Accueil > Lettre ouverte à Robert Guédiguian

Lettre ouverte à Robert Guédiguian

Publie le jeudi 26 novembre 2009 par Open-Publishing
15 commentaires

de Elise Frydman

Je m’appelle Elise Frydman, la fille de Mme Frydman que vous citez dans votre film, L’Armée du crime. Je suis également la cousine germaine de Marcel Rayman. Lui m’a connue quelques mois (je suis née en mai 1942) ; moi, malheureusement pas, j’étais un bébé. Cependant, j’ai vécu plusieurs années avec Simon Rayman lorsqu’il est rentré des camps et qu’il habitait chez mes parents. Ses copains rescapés venaient souvent chez nous, rue des Immeubles-Industriels : Jean Lemberger, Maurice Weimberg, André Terreau…

Simon parlait tout le temps de son frère, de ses parents. Ma mère parlait de ses frères et sœurs. J’ai vécu toute mon enfance avec leurs souvenirs. Je buvais leurs paroles. Ils ont toujours été présents en moi.

Simon n’était pas le petit falot qui suivait toujours son grand frère en suçant un bâton de réglisse. A 14 ans, il mesurait 1 m 75, il était déjà dans la Résistance.

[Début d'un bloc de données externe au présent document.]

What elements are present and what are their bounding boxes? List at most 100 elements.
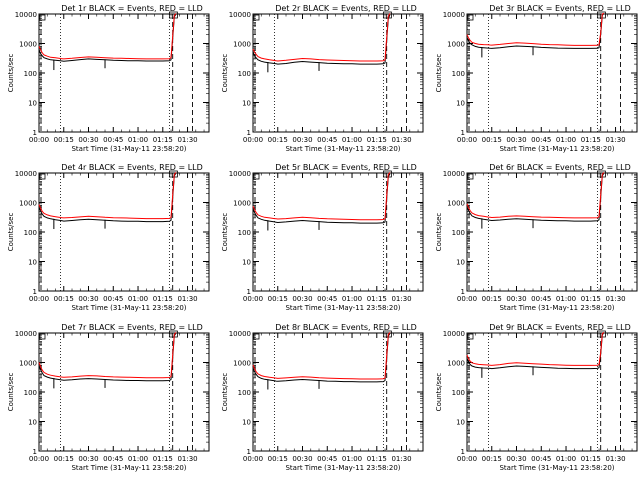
x-tick-label: 01:00 bbox=[342, 295, 362, 303]
y-tick-label: 10000 bbox=[443, 170, 465, 178]
x-tick-label: 01:15 bbox=[153, 295, 173, 303]
y-tick-label: 10 bbox=[28, 100, 37, 108]
x-tick-label: 01:15 bbox=[153, 136, 173, 144]
y-tick-label: 1 bbox=[247, 448, 251, 456]
x-tick-label: 01:30 bbox=[605, 455, 625, 463]
series-line-lld bbox=[38, 332, 177, 379]
panel-7: Det 7r BLACK = Events, RED = LLD 1 10 100 10… bbox=[7, 323, 210, 472]
x-tick-label: 01:30 bbox=[177, 136, 197, 144]
y-tick-label: 1000 bbox=[233, 41, 251, 49]
series-line-lld bbox=[38, 13, 177, 60]
x-tick-label: 00:45 bbox=[531, 136, 551, 144]
y-axis-label: Counts/sec bbox=[435, 54, 443, 93]
x-axis-label: Start Time (31-May-11 23:58:20) bbox=[285, 145, 400, 153]
x-tick-label: 01:30 bbox=[391, 295, 411, 303]
x-tick-label: 01:15 bbox=[367, 295, 387, 303]
x-tick-label: 01:30 bbox=[391, 455, 411, 463]
x-tick-label: 00:15 bbox=[268, 295, 288, 303]
series-line-events bbox=[252, 14, 391, 65]
panel-title: Det 5r BLACK = Events, RED = LLD bbox=[275, 163, 417, 172]
marker-box-left bbox=[467, 173, 474, 180]
x-tick-label: 01:30 bbox=[177, 455, 197, 463]
marker-box-left bbox=[39, 14, 46, 21]
y-tick-label: 1 bbox=[33, 129, 37, 137]
y-tick-label: 100 bbox=[238, 389, 251, 397]
panel-title: Det 4r BLACK = Events, RED = LLD bbox=[61, 163, 203, 172]
plot-frame bbox=[252, 172, 424, 292]
panel-title: Det 1r BLACK = Events, RED = LLD bbox=[61, 4, 203, 13]
series-line-events bbox=[466, 332, 605, 370]
x-tick-label: 00:30 bbox=[78, 295, 98, 303]
plot-frame bbox=[466, 332, 638, 452]
panel-2: Det 2r BLACK = Events, RED = LLD 1 10 100 10… bbox=[221, 4, 424, 153]
x-axis-label: Start Time (31-May-11 23:58:20) bbox=[499, 304, 614, 312]
series-line-events bbox=[38, 332, 177, 382]
series-line-lld bbox=[38, 172, 177, 220]
marker-box-left bbox=[467, 14, 474, 21]
plot-frame bbox=[466, 172, 638, 292]
x-tick-label: 01:00 bbox=[556, 136, 576, 144]
y-tick-label: 100 bbox=[24, 389, 37, 397]
x-tick-label: 00:30 bbox=[506, 455, 526, 463]
x-tick-label: 00:15 bbox=[482, 136, 502, 144]
y-tick-label: 10 bbox=[242, 100, 251, 108]
x-tick-label: 00:45 bbox=[317, 295, 337, 303]
y-tick-label: 10000 bbox=[229, 170, 251, 178]
x-tick-label: 01:00 bbox=[128, 295, 148, 303]
y-tick-label: 10 bbox=[242, 419, 251, 427]
x-axis-label: Start Time (31-May-11 23:58:20) bbox=[71, 464, 186, 472]
marker-box-left bbox=[39, 333, 46, 340]
x-axis-label: Start Time (31-May-11 23:58:20) bbox=[499, 464, 614, 472]
y-tick-label: 100 bbox=[452, 389, 465, 397]
x-tick-label: 01:15 bbox=[581, 455, 601, 463]
x-tick-label: 00:15 bbox=[482, 295, 502, 303]
y-tick-label: 1 bbox=[461, 448, 465, 456]
y-tick-label: 10000 bbox=[443, 330, 465, 338]
y-tick-label: 100 bbox=[238, 229, 251, 237]
x-tick-label: 01:00 bbox=[556, 295, 576, 303]
x-axis-label: Start Time (31-May-11 23:58:20) bbox=[499, 145, 614, 153]
x-tick-label: 00:45 bbox=[531, 455, 551, 463]
x-tick-label: 00:45 bbox=[103, 136, 123, 144]
series-line-lld bbox=[252, 332, 391, 380]
x-tick-label: 00:30 bbox=[292, 455, 312, 463]
panel-4: Det 4r BLACK = Events, RED = LLD 1 10 100 10… bbox=[7, 163, 210, 312]
marker-box-left bbox=[253, 173, 260, 180]
y-axis-label: Counts/sec bbox=[7, 54, 15, 93]
plot-frame bbox=[466, 13, 638, 133]
x-tick-label: 01:15 bbox=[581, 295, 601, 303]
panel-1: Det 1r BLACK = Events, RED = LLD 1 10 100 10… bbox=[7, 4, 210, 153]
y-tick-label: 100 bbox=[452, 70, 465, 78]
x-tick-label: 00:00 bbox=[243, 455, 263, 463]
x-tick-label: 01:30 bbox=[605, 295, 625, 303]
x-axis-label: Start Time (31-May-11 23:58:20) bbox=[285, 464, 400, 472]
x-tick-label: 01:00 bbox=[342, 455, 362, 463]
x-tick-label: 00:15 bbox=[268, 455, 288, 463]
plot-frame bbox=[252, 13, 424, 133]
x-tick-label: 00:00 bbox=[29, 295, 49, 303]
y-tick-label: 10000 bbox=[15, 330, 37, 338]
marker-box-left bbox=[253, 333, 260, 340]
y-axis-label: Counts/sec bbox=[221, 213, 229, 252]
series-line-lld bbox=[466, 172, 605, 219]
y-tick-label: 10 bbox=[456, 259, 465, 267]
x-axis-label: Start Time (31-May-11 23:58:20) bbox=[71, 304, 186, 312]
y-tick-label: 1 bbox=[461, 129, 465, 137]
y-tick-label: 1000 bbox=[447, 200, 465, 208]
x-tick-label: 01:00 bbox=[128, 455, 148, 463]
y-tick-label: 1000 bbox=[447, 41, 465, 49]
x-tick-label: 00:30 bbox=[292, 136, 312, 144]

A 15 et 16 ans, il était responsable de groupes du XIe arrondissement et de plusieurs actions et attentats (documents à l’appui).
Bien que l’image que vous donnez de mon cousin Simon, qui a fait partie de ma vie jusqu’à sa mort en 2005 (image que vous avez transformée pour coller avec votre interprétation de l’histoire) soit pour le moins grotesque, ce n’est rien comparé à celle, scandaleuse, que vous inventez concernant mon cousin Marcel et son aventure amoureuse.

Je vous ai entendu sur France Culture, dans l’émission de Michel Ciment, citer vos sources d’information et de documentation avant la réalisation du film. Notamment Adam Rayski, Stéphane Courtois et Denis Pechanski. Il ne vous a donc pas échappé qu’il y a eu de nombreux témoignages se recoupant, concernant Lucienne Goldfarb. Simon a aussi écrit un témoignage sur ce qu’il a vécu en tant que résistant et déporté. Dans ce document, il dit que Marcel et lui se sont toujours méfiés de cette fille qui voulait intégrer leur réseau. Adam Rayski l’a souligné également à maintes reprises.

Je suis étonnée que vous n’ayez pas eu la curiosité de rencontrer des témoins encore vivants et faisant partie de la famille, dont Madeleine Peltin-Meyer, ma cousine, alors très proche de Simon et Marcel. Elle avait 12 ans en mars 1943 quand elle a vu sa mère, son père et sa tante arrêtés sur dénonciation de l’appartement de mes parents.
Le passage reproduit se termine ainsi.